Each of these preprocessors is designed for a specific type of genomic data or task, ensuring that the data is correctly retrieved, prepared, and formatted for downstream analyses.

%%capture --no-display --no-stderr cell_output
# Setting paths
fasta_directory = os.path.join(bionemo_home, 'examples/dna/data/splice-site-prediction/GRCh38.ensembl.99')

# Instantiating the preprocessor
preprocessor = GRCh38Ensembl99FastaResourcePreprocessor(root_directory=bionemo_home, dest_directory=fasta_directory)

# Running the preprocessor to download and prepare the dataset
downloaded_files = preprocessor.prepare()

# Output paths for reference
print("Downloaded Files:")
for file in downloaded_files:
    print(file)

Now, we need to use the GRCh38Ensembl99GFF3ResourcePreprocessor to generate the train, test, and val .csv files that follow the aforementioned format for the task.

%%capture --no-display --no-stderr cell_output
finetuning_dataset_dir = os.path.join(bionemo_home, 'examples/dna/data/splice-site-prediction/finetuning_data')

# Ensuring the target directory exists
os.makedirs(finetuning_dataset_dir, exist_ok=True)
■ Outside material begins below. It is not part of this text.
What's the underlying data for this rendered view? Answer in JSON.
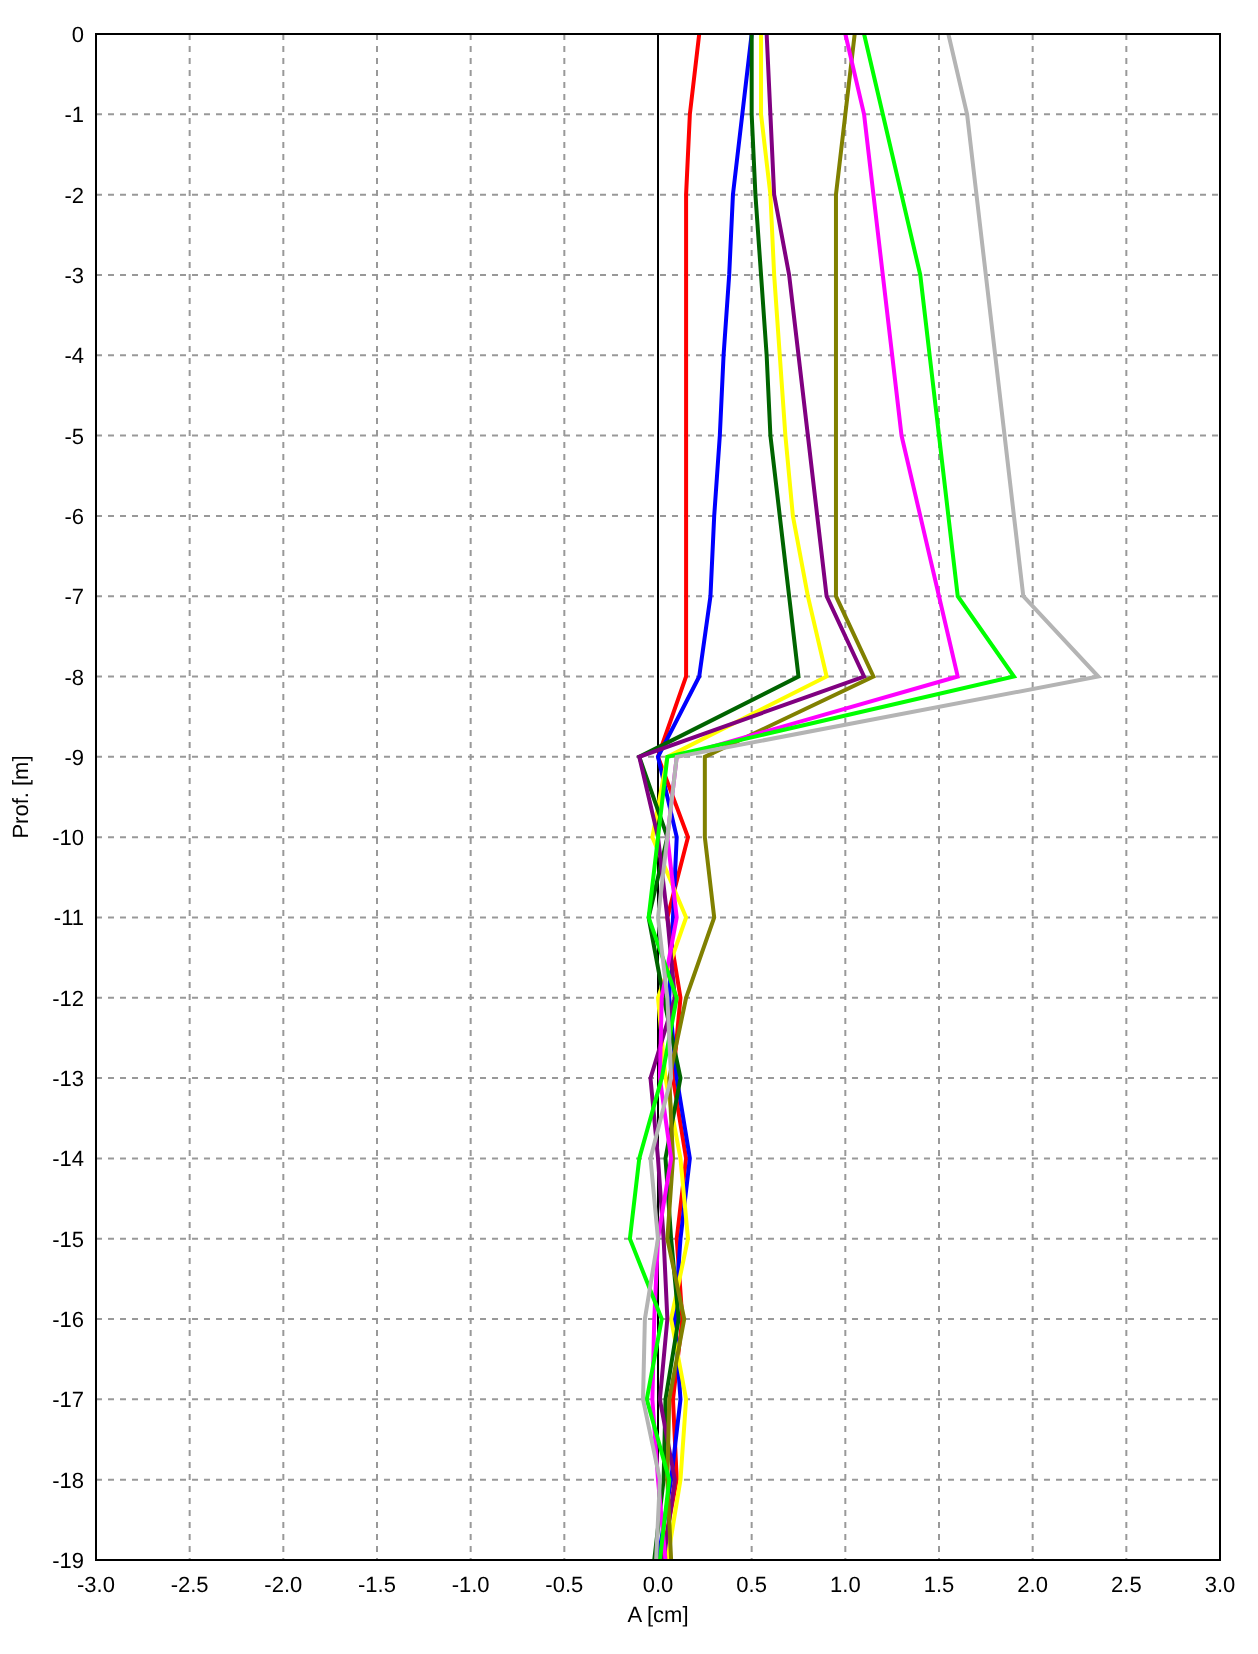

# Instantiating the GFF3 preprocessor
gff3_preprocessor = GRCh38Ensembl99GFF3ResourcePreprocessor(
    root_directory=bionemo_home, 
    dest_directory=finetuning_dataset_dir  
)

# Run the preprocessor to download and prepare the dataset (train, val, test CSV files)
csv_files = gff3_preprocessor.prepare()

print("Generated CSV Files:")
for file in csv_files:
    print(file)

Running splice site prediction task#

Below, we set up the file paths for the command line arguments. We set do_prediction=True in the command line arguments to get a .txt file of predictions that can be used for evaluation purposes.

train_file = os.path.join(finetuning_dataset_dir, 'train.csv')
val_file = os.path.join(finetuning_dataset_dir, 'val.csv')
test_file = os.path.join(finetuning_dataset_dir, 'test.csv')
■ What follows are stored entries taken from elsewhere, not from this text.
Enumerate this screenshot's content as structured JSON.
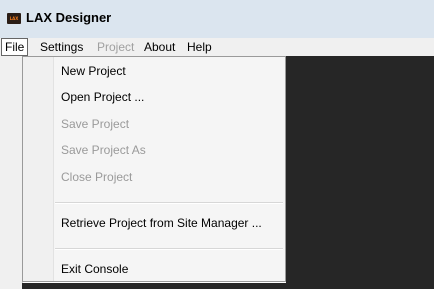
{
  "window": {
    "title": "LAX Designer",
    "logo_text": "LAX"
  },
  "menubar": {
    "file": "File",
    "settings": "Settings",
    "project": "Project",
    "about": "About",
    "help": "Help"
  },
  "file_menu": {
    "new_project": "New Project",
    "open_project": "Open Project ...",
    "save_project": "Save Project",
    "save_project_as": "Save Project As",
    "close_project": "Close Project",
    "retrieve_project": "Retrieve Project from Site Manager ...",
    "exit_console": "Exit Console"
  },
  "colors": {
    "titlebar": "#dbe5ef",
    "menubar": "#f0f0f0",
    "workspace": "#262626",
    "logo_accent": "#f07a1c"
  }
}
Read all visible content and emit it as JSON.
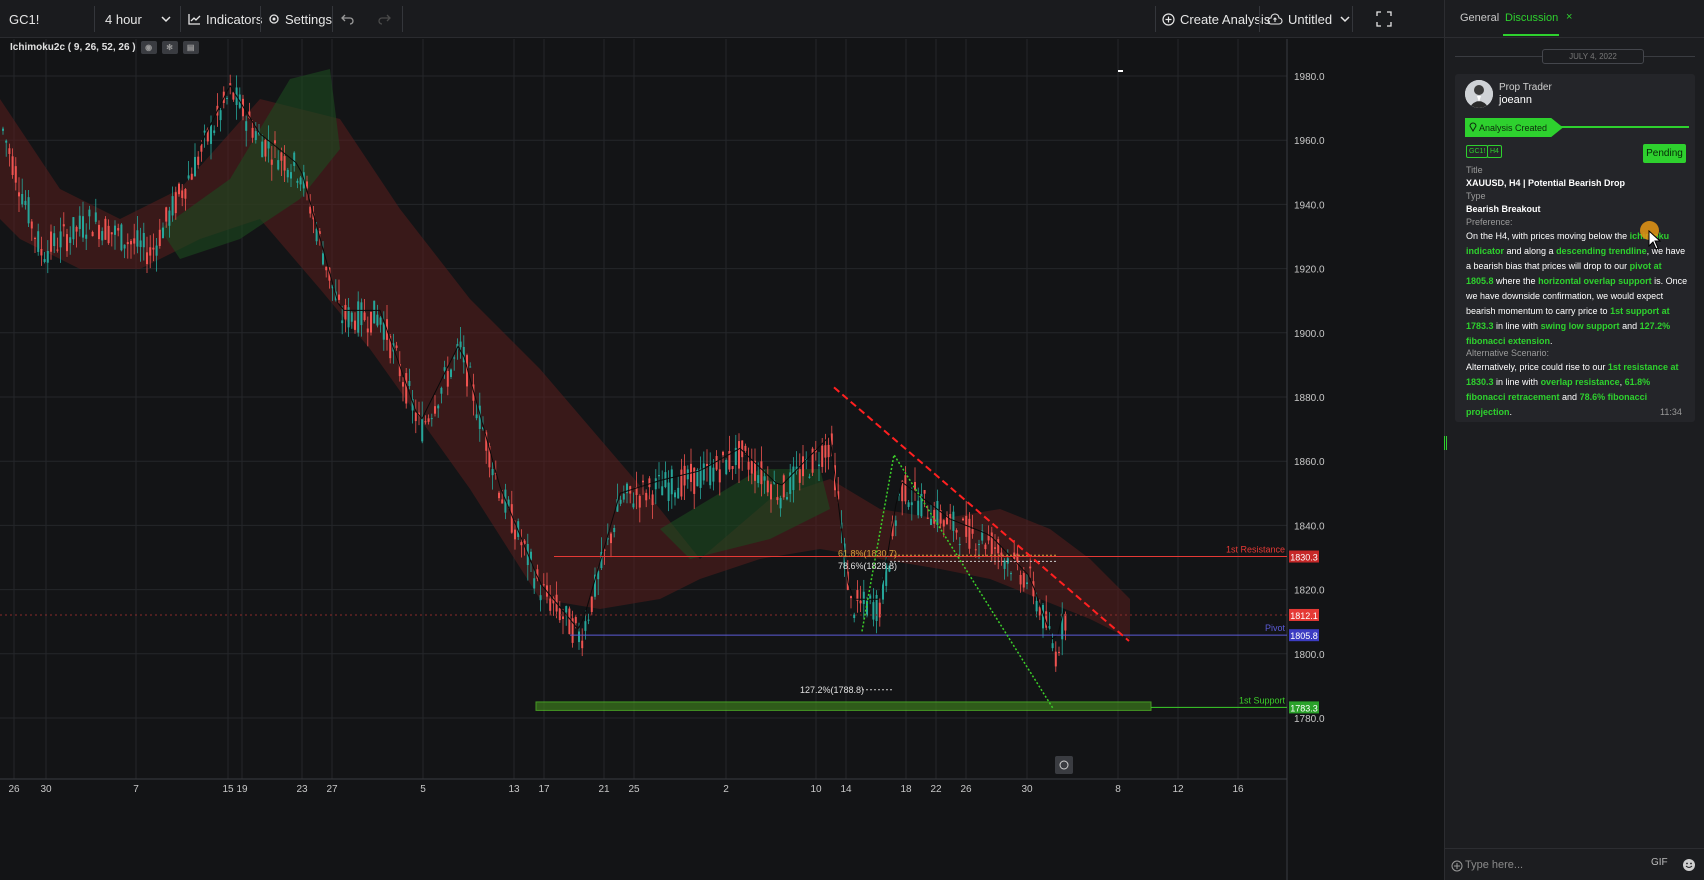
{
  "toolbar": {
    "symbol": "GC1!",
    "interval": "4 hour",
    "indicators_label": "Indicators",
    "settings_label": "Settings",
    "create_analysis_label": "Create Analysis",
    "layout_name": "Untitled"
  },
  "indicator": {
    "label": "Ichimoku2c ( 9, 26, 52, 26 )"
  },
  "price_axis": {
    "ticks": [
      "1980.0",
      "1960.0",
      "1940.0",
      "1920.0",
      "1900.0",
      "1880.0",
      "1860.0",
      "1840.0",
      "1820.0",
      "1800.0",
      "1780.0"
    ]
  },
  "time_axis": {
    "ticks": [
      "26",
      "30",
      "7",
      "15",
      "19",
      "23",
      "27",
      "5",
      "13",
      "17",
      "21",
      "25",
      "2",
      "10",
      "14",
      "18",
      "22",
      "26",
      "30",
      "8",
      "12",
      "16"
    ]
  },
  "levels": {
    "resistance_label": "1st Resistance",
    "resistance_price": "1830.3",
    "current_price": "1812.1",
    "pivot_label": "Pivot",
    "pivot_price": "1805.8",
    "support_label": "1st Support",
    "support_price": "1783.3",
    "fib_618": "61.8%(1830.7)",
    "fib_786": "78.6%(1828.8)",
    "fib_1272": "127.2%(1788.8)"
  },
  "panel": {
    "tab_general": "General",
    "tab_discussion": "Discussion",
    "date": "JULY 4, 2022",
    "role": "Prop Trader",
    "username": "joeann",
    "created_label": "Analysis Created",
    "tags": [
      "GC1!",
      "H4"
    ],
    "status": "Pending",
    "title_label": "Title",
    "title_value": "XAUUSD, H4 | Potential Bearish Drop",
    "type_label": "Type",
    "type_value": "Bearish Breakout",
    "preference_label": "Preference:",
    "pref": {
      "t1": "On the H4, with prices moving below the ",
      "g1": "ichimoku indicator",
      "t2": " and along a ",
      "g2": "descending trendline",
      "t3": ", we have a bearish bias that prices will drop to our ",
      "g3": "pivot at 1805.8",
      "t4": " where the ",
      "g4": "horizontal overlap support",
      "t5": " is. Once we have downside confirmation, we would expect bearish momentum to carry price to ",
      "g5": "1st support at 1783.3",
      "t6": " in line with ",
      "g6": "swing low support",
      "t7": " and ",
      "g7": "127.2% fibonacci extension",
      "t8": "."
    },
    "alt_label": "Alternative Scenario:",
    "alt": {
      "t1": "Alternatively, price could rise to our ",
      "g1": "1st resistance  at 1830.3",
      "t2": " in line with ",
      "g2": "overlap resistance",
      "t3": ", ",
      "g3": "61.8% fibonacci retracement",
      "t4": " and ",
      "g4": "78.6% fibonacci projection",
      "t5": "."
    },
    "time": "11:34",
    "input_placeholder": "Type here...",
    "gif_label": "GIF"
  },
  "colors": {
    "accent_green": "#2ed12e",
    "bull": "#26a69a",
    "bear": "#ef5350",
    "resistance": "#e53935",
    "pivot": "#5b5bd6"
  }
}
# Print to verify the paths
print("Config Directory:", config_dir)
print("Dataset Directory:", finetuning_dataset_dir)
print("Pretrained Model Path:", checkpoint_path)
print("Fasta Directory:", fasta_directory)
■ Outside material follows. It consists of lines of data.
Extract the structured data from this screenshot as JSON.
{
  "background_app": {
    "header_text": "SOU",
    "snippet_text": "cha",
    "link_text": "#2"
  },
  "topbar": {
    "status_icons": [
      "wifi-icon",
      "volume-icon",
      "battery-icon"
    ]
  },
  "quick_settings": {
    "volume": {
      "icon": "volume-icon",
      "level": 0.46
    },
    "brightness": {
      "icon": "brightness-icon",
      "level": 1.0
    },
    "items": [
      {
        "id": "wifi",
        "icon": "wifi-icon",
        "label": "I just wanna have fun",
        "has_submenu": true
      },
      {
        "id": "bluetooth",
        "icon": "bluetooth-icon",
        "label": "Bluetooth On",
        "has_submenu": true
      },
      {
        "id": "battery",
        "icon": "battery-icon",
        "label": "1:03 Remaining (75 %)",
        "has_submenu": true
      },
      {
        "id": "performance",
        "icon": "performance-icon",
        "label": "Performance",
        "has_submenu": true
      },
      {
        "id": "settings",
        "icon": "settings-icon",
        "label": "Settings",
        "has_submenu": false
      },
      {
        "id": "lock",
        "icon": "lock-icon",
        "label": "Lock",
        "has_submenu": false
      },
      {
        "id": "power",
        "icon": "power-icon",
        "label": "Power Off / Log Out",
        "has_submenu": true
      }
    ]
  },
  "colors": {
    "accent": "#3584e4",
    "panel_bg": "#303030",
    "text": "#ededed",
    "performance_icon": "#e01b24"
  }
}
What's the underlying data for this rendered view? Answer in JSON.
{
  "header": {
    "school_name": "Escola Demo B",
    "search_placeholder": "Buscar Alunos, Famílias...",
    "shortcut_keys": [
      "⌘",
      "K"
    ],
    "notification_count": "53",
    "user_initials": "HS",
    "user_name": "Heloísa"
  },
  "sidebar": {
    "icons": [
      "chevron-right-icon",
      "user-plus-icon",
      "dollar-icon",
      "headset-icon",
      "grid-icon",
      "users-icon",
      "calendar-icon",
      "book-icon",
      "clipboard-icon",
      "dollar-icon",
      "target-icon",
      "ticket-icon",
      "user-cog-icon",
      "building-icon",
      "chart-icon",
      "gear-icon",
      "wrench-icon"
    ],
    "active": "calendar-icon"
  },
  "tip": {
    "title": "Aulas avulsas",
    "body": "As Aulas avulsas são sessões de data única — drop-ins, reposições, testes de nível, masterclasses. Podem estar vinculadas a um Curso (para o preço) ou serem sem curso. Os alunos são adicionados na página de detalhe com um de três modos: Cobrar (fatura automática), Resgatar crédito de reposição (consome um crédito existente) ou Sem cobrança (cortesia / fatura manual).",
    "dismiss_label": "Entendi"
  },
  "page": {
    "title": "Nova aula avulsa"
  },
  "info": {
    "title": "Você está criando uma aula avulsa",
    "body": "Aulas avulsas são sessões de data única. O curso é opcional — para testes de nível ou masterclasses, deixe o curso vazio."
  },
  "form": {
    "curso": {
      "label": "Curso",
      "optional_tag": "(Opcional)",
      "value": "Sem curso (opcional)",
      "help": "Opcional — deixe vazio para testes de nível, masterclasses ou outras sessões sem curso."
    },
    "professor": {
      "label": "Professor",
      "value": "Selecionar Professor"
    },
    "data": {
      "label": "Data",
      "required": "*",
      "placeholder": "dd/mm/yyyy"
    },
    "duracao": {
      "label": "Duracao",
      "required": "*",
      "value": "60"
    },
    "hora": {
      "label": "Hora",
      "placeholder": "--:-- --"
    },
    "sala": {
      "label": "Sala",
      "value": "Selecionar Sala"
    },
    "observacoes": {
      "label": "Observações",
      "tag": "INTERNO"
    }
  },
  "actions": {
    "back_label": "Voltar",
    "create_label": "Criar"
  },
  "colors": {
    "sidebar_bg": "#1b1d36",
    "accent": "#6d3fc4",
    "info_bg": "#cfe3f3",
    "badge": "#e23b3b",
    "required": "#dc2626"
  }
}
Config Directory: /workspace/bionemo/examples/dna/dnabert/conf
Dataset Directory: /workspace/bionemo/examples/dna/data/splice-site-prediction/finetuning_data
Pretrained Model Path: /workspace/bionemo/models/dnabert-86M.nemo
Fasta Directory: /workspace/bionemo/examples/dna/data/splice-site-prediction/GRCh38.ensembl.99

%%capture --no-display --no-stderr cell_output
! cd {bionemo_home} && python examples/dna/dnabert/downstream_splice_site.py \
  --config-path={config_dir} \
  --config-name=dnabert_config_splice_site \
  ++do_training=True \
  ++do_prediction=True \
  ++trainer.devices=1 \
  ++trainer.max_steps=3 \
  ++trainer.max_epochs=1 \
  ++trainer.val_check_interval=1 \
  ++model.encoder_frozen=False \
  ++model.data.dataset_path={finetuning_dataset_dir} \
  ++model.data.train_file={train_file} \
  ++model.data.val_file={val_file} \
  ++model.data.predict_file={test_file} \
  ++model.restore_encoder_path={checkpoint_path} \
  ++exp_manager.create_wandb_logger=false \
  ++exp_manager.resume_if_exists=False

In this demo, we demonstrated how to fine-tune the DNABERT model for the task of splice site prediction. We covered the steps of data preprocessing, model pretraining, and fine-tuning on splice site data. Finally, we generated predictions on a test dataset, which are saved in results/nemo_experiments/dnabert-splicesite/dnabert-splicesite. These predictions can be further analyzed or used as a foundation for additional evaluations, depending on the specific needs of your project.